First of all thanks for the replies, it’s nice to feel noticed.
Thinking about it some more, I’ve got a very limited horizon on being older - I’m not looking more than ten years ahead, max. Which I think is entirely sensible but it means that I’m not considering things like decrepitude, loss of marbles or other physical effects of old age. I am now though, and I admit there are more pleasant thoughts. Still, I’m at a stage where I can plan on creating sufficient resources to see me through these times. I say plan - it’s not like I’ve actually got a pension or savings or anything. But then, if I could afford those, I could afford not to live in a shoebox. I think one of the reasons I look forward to being older is a semi-realistic expectation of earning more.
I see that there’s a number of areas that concern people:
[ul]
[li]physical/mental deterioration[/li][li]financial insecurity[/li][li]loneliness[/li][li]loss of attractiveness[/li][/ul]

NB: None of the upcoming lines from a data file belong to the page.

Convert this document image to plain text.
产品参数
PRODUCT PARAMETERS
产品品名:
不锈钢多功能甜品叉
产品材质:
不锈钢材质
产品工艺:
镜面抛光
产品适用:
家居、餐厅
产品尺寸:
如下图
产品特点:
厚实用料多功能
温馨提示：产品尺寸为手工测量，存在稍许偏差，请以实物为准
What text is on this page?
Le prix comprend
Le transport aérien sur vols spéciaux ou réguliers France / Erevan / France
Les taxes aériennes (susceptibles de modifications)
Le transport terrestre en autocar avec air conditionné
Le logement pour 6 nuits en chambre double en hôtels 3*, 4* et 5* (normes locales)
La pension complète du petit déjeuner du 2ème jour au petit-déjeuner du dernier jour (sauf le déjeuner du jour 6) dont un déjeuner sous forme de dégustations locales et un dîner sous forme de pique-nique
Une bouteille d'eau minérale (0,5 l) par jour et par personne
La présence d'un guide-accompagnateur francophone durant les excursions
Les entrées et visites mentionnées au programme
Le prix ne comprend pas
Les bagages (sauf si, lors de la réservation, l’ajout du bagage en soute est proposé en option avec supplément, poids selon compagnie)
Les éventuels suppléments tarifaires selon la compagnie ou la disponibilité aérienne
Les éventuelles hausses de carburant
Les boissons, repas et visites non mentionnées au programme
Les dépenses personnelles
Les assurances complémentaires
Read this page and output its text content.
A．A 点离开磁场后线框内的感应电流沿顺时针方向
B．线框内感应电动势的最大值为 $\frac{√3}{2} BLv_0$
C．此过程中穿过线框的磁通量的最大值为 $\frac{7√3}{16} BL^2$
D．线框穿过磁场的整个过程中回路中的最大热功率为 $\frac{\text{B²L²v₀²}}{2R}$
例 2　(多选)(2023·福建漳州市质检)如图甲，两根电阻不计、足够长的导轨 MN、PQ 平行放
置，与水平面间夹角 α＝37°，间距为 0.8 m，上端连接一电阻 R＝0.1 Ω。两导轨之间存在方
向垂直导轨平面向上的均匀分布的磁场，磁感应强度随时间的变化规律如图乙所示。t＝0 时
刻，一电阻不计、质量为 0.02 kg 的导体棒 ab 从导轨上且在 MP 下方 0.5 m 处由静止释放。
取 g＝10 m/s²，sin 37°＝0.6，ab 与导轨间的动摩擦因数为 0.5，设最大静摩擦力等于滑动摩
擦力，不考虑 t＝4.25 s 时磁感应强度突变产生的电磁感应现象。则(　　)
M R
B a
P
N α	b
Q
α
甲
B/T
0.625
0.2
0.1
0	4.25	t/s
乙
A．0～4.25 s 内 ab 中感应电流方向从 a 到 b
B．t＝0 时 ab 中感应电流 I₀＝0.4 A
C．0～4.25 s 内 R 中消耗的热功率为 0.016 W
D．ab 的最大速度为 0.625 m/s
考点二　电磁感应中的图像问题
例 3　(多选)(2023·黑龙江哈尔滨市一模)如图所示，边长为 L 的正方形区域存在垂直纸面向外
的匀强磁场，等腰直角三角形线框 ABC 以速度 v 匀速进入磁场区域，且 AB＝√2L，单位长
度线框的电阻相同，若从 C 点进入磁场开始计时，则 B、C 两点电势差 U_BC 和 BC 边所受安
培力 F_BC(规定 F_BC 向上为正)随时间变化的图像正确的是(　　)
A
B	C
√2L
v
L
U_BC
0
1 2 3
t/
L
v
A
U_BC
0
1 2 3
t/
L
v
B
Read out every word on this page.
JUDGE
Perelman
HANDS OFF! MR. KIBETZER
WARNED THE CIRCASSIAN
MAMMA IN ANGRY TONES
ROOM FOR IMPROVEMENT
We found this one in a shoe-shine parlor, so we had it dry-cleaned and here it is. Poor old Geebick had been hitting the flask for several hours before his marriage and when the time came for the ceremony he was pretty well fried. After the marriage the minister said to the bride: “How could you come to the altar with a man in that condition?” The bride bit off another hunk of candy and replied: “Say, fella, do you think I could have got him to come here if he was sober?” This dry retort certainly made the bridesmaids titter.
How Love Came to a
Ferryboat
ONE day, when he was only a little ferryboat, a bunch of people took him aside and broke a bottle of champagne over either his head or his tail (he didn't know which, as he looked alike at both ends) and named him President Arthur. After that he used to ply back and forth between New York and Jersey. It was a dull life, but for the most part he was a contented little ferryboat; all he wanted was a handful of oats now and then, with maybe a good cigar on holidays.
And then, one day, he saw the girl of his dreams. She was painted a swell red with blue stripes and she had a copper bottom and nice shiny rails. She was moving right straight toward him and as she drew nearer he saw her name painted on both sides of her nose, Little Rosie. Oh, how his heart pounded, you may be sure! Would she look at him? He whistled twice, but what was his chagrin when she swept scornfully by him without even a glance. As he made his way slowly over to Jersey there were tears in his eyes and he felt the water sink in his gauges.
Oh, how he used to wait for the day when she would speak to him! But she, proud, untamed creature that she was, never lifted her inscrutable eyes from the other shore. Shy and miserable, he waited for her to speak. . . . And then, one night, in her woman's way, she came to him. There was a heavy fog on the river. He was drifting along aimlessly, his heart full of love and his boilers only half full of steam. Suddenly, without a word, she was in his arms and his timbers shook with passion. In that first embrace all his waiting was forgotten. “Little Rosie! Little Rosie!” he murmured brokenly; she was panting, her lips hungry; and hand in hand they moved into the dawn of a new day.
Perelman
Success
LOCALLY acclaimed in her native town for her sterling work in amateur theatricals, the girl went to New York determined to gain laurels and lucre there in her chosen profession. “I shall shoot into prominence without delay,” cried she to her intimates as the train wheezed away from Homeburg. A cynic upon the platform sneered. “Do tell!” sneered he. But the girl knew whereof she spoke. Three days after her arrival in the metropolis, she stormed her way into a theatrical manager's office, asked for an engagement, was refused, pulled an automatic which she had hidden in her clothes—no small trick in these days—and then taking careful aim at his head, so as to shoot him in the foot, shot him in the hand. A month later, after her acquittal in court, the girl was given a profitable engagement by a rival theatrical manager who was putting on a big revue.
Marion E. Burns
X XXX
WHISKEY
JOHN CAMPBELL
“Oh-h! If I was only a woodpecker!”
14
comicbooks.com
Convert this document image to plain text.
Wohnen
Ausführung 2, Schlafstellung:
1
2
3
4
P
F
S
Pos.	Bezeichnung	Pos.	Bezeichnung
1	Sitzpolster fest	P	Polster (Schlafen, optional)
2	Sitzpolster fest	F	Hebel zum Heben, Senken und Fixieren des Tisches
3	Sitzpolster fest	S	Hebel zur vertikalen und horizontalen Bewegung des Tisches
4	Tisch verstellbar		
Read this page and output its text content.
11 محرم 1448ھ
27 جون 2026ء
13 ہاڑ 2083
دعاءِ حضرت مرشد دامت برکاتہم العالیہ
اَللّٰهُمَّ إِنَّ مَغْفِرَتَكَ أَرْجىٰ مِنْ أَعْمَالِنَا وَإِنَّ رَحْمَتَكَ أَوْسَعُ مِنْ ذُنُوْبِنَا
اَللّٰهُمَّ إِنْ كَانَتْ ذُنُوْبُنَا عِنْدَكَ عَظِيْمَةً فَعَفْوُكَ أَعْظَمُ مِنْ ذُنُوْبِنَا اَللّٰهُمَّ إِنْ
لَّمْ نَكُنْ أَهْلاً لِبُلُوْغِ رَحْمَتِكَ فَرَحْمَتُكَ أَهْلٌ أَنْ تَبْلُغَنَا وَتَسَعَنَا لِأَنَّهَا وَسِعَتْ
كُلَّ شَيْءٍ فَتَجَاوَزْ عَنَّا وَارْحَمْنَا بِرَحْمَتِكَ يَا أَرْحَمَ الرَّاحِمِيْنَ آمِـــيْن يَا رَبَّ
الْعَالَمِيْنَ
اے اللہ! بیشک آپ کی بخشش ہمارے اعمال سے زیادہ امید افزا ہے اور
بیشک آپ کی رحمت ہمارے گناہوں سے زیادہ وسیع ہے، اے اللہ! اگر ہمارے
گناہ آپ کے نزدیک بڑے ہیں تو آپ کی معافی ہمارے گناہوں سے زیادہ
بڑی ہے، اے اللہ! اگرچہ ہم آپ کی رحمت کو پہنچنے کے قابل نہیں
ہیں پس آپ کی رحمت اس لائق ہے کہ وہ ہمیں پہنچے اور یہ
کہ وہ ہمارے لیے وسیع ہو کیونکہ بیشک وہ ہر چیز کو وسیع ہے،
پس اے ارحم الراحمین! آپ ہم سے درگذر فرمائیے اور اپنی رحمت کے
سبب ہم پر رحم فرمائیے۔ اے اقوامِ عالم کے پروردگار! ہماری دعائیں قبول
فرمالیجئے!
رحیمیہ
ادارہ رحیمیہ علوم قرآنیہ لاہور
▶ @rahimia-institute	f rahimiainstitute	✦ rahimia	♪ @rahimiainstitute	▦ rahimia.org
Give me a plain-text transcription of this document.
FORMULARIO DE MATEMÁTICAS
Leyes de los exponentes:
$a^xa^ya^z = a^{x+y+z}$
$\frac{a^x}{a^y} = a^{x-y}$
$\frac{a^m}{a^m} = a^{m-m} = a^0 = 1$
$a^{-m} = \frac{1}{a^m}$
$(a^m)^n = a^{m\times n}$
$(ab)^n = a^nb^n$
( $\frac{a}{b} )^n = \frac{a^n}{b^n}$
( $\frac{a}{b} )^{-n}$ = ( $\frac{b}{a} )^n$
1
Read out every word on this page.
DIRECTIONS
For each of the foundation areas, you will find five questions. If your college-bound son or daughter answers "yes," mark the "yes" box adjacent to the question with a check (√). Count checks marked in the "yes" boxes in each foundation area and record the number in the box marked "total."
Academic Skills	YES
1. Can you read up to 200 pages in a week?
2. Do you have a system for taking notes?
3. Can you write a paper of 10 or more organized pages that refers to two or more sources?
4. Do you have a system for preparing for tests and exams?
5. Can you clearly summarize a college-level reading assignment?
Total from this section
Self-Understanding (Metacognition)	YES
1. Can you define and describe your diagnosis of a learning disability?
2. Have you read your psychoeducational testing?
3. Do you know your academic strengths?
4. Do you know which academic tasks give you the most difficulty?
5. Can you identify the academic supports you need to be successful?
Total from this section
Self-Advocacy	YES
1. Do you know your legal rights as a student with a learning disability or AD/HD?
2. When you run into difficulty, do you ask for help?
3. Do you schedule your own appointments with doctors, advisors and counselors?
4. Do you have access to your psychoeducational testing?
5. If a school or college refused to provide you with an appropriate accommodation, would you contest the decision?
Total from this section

Did I miss any? Speaking strictly for myself, the first is too far distant (touch wood) to worry about just now, the second should worry me more than it does, and the last two, although possibly linked, don’t concern me as yet - although my parents were married by my age, I don’t feel any pressure to find “The One” yet, nice though it would be.
Any concern I do feel is more to do with whether I’ll be just as sanguine about these issues in ten years time - fear of the fear of ageing, so to speak.